Em meio aos caos de início da noite, numa cafeteria frequentada por jovens, uma pessoa se destaca. Sentado sozinho numa mesa de canto, o homem saboreia seu café com o pensamento longe dali. Relembra sua mocidade constatando que lá atrás, já era um frequentador de cafeterias. Sempre foi o local preferido para pensar, observar e escrever. Muitos textos a princípio e depois, com carreira já consolidada, vários de seus livros foram escritos nessa ambiente. Sorri de forma desencantada ao relembrar que esses espaços eram cheio de charme e liberdade.
Hoje, transformadas em espaços glamourizados, pessoas circulam por elas munidas de seus notes, tablets, smartphones, isolando-se em seus mundos virtuais. O que antes era recinto para acolhimento e troca de ideias, hoje, tornou-se depósito de seres humanos robotizados e alienados.

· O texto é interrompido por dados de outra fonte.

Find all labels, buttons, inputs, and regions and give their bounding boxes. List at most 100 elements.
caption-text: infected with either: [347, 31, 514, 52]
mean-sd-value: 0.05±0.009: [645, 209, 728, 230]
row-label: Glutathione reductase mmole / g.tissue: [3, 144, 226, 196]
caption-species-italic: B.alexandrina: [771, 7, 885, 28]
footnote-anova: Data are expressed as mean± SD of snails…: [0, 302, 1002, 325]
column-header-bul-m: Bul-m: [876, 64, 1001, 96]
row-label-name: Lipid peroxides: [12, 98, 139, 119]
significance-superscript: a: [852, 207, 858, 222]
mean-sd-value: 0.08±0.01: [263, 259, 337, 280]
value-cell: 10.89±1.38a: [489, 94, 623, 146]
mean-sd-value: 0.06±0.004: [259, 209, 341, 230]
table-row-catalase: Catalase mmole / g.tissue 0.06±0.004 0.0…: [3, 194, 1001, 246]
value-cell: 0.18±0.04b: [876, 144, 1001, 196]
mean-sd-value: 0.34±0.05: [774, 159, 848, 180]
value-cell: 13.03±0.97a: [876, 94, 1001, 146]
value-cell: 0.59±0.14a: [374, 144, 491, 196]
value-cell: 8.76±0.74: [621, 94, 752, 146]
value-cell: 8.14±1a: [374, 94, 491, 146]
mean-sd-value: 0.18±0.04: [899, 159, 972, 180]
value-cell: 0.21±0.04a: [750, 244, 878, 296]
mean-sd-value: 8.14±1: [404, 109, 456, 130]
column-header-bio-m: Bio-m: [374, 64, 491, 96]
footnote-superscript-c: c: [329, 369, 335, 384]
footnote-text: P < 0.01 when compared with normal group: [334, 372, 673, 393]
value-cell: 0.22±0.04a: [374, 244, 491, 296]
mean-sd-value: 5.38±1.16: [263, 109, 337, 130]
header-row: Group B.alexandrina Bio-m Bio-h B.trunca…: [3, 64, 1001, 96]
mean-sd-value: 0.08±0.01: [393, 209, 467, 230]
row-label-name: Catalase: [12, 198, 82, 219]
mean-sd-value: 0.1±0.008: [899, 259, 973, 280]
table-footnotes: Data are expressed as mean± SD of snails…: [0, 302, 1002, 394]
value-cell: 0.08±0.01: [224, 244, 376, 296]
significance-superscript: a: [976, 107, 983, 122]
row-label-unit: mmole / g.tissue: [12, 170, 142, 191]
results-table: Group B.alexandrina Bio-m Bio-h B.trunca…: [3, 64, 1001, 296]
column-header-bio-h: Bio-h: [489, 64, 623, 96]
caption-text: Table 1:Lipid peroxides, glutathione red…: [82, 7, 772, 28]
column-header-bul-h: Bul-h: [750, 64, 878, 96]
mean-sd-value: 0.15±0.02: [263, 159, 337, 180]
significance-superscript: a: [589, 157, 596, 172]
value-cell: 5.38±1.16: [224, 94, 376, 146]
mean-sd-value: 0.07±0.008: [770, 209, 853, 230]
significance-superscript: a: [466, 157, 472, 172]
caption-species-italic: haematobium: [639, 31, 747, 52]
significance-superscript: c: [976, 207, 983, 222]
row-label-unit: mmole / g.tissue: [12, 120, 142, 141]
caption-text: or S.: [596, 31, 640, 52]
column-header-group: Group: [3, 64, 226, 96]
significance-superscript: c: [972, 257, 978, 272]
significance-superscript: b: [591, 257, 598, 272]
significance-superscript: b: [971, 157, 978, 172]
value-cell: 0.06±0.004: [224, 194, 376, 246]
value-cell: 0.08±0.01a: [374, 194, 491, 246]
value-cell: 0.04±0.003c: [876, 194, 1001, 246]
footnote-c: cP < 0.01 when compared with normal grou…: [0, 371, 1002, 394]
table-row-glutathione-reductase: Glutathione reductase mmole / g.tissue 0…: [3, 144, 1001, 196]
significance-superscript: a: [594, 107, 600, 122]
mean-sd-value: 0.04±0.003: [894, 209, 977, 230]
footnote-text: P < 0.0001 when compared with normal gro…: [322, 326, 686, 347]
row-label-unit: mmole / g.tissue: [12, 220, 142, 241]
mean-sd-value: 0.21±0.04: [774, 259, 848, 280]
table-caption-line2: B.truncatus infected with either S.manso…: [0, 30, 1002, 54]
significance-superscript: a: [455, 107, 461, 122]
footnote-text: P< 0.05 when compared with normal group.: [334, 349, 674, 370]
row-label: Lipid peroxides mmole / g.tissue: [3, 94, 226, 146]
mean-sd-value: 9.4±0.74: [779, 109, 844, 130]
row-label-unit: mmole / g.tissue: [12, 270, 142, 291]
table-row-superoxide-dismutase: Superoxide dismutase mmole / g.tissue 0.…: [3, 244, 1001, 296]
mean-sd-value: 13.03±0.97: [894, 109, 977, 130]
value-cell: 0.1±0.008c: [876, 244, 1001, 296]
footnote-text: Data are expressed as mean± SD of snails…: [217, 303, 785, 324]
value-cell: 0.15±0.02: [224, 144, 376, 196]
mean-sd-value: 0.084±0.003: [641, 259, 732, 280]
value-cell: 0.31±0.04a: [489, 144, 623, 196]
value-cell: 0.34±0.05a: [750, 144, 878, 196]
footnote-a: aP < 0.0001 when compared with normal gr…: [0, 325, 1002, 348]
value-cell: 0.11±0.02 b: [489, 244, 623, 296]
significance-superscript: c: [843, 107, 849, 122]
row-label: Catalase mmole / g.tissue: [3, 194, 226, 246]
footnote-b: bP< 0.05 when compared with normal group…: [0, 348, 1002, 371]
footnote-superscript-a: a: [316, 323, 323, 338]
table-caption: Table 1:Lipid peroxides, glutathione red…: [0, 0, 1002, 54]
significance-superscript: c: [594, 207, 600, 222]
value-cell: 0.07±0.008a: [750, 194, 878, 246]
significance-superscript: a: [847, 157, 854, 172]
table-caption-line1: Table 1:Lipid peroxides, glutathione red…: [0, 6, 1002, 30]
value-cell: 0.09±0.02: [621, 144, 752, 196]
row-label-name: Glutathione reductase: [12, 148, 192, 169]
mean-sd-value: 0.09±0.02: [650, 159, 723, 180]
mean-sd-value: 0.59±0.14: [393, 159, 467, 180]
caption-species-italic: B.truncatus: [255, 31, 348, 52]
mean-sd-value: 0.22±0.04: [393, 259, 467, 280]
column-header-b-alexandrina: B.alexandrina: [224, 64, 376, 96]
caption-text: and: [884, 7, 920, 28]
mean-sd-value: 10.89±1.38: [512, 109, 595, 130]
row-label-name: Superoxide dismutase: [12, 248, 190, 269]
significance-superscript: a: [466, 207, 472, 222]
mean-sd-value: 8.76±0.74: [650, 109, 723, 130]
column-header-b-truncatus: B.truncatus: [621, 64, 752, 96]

Nem mesmo se tem a liberdade de acender um cigarro e, entre uma tragada e outra, liberar ideias e desenvolver roteiros para um novo romance ou conto.
Enquanto simula profunda tragada num cigarro imaginário, o senhor ajeita a flor na sua lapela, alisa o tecido da calça no padrão risca de giz e abre um envelope amarelado pelo tempo. Uma carta se abre diante de seus olhos cansados que – ao percorrer suas linhas -, ganha um brilho intenso.
Se alguém prestasse atenção, veria um personagem bem interessante saído de um filme noir.
Dobrando a carta e devolvendo-a ao envelope, saboreia mais um gole do café fazendo careta. Massageia o rosto flácido, coça a cabeça que ainda mantém uma cabeleira farta. Guarda o envelope no meio de um velho livro de capa de couro.
-Ana Maria… por onde andará a essa altura da vida? Será que ainda é viva?
-Senhor? Falou alguma coisa? Deseja mais café? – pergunta uma jovem garçonete que limpa a mesa ao lado.
-Não minha filha. Sou só um velho resmungão que tem por costume falar sozinho.
-O senhor é muito refinado. Sempre que aparece pede por favor, agradece. Um cavalheiro! Isso não existe mais não.
-E você minha jovem, demonstra ter um olhar para o próximo e está sempre com um sorriso nos lábios para atender a todos. Isso também é raro.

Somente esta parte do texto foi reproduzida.